Uykusuz kalınca yorgun hissetmek normaldir; ancak saatlerce uyuyup hâlâ bitkin kalkmak birçok kişinin yaşadığı bir durum. Günlük hayatta duyduğumuz “çok uyursam toparlarım” veya “vücut az uykuya alışır” gibi söylemler ise çoğu zaman bilimsel gerçeklikle uyuşmuyor. Yanlış uyku alışkanlıkları, hem zihinsel hem fiziksel performansı düşürürken uzun vadede kronik hastalık riskini artırabiliyor. İşte uyku hakkında doğru bilinen en yaygın 10 yanlışa dair bilimsel açıklamalar:
çok uyumak neden daha çok uykumuzun gelmesine yol açar?
Uzun süre, özellikle 9 saatin üzerinde uyumak, biyolojik saati bozarak gün boyu halsizlik, baş ağrısı ve dikkat dağınıklığı yaratabiliyor. Sürekli fazla uyuma isteği; depresyon, uyku apnesi veya bazı kronik hastalıkların da belirtisi olabiliyor. Bu nedenle yalnızca uyku süresine değil, uyku kalitesine ve gündüz performansına bakmak gerekiyor.

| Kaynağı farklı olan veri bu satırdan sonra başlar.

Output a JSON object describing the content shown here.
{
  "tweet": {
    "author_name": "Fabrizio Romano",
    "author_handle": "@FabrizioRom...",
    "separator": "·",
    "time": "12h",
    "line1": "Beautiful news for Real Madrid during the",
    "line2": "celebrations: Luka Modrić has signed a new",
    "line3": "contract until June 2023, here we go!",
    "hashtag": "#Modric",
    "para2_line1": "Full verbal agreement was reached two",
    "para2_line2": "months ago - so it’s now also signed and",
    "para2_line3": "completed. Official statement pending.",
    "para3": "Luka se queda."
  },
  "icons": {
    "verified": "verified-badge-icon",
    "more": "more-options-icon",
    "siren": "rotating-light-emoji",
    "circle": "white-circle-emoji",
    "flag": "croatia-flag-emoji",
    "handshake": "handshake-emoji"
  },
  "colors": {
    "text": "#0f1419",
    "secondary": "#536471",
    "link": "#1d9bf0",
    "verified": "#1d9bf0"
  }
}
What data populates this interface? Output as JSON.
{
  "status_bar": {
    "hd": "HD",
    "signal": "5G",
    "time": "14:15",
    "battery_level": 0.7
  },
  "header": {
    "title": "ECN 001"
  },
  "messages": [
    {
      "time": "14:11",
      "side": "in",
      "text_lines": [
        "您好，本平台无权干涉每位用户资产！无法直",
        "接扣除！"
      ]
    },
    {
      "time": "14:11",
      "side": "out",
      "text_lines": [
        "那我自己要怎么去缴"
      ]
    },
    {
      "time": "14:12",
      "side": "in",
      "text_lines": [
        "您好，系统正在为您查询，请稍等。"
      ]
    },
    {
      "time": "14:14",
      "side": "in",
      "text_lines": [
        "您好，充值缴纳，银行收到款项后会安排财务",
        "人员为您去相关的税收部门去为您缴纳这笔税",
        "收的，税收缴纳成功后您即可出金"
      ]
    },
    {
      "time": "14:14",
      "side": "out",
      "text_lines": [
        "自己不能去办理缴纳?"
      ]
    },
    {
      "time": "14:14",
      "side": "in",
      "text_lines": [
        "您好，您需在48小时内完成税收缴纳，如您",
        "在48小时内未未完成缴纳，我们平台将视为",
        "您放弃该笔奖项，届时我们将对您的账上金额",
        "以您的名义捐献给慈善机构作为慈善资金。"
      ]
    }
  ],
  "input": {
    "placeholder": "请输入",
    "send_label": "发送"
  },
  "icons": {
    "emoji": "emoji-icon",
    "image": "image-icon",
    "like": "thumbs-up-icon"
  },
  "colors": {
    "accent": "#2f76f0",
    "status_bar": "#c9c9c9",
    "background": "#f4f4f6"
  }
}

vücut uykusuzluğa alışır mı?
“Az uykuya alışkınım” söylemi en yaygın yanlışlardan biri. Aslında beyin ve beden kronik uykusuzluğa hiçbir zaman tam olarak uyum sağlamıyor. Kişi performans kaybını fark etmese bile dikkat, hafıza, karar verme ve tepki süreleribelirgin şekilde bozuluyor. Yetişkinler için sağlıklı kabul edilen süre hâlâ 7–9 saat.
yaşlanınca daha az uykuya mı ihtiyaç duyarız?
“Yaş ilerledikçe uyku ihtiyacı azalır” düşüncesi de doğru değil. İleri yaşlarda uyku süresi değil, uykuyu sürdürebilme ve derin uykuya geçiş zorlaşıyor. Bu nedenle yaşlı bireyler daha az uyudukları için değil, çeşitli sağlık sorunları nedeniyle uyku bütünlüğünü koruyamadıkları için kısa uyuyorlar. Yani yeterli ve kaliteli uyku her yaşta gerekli.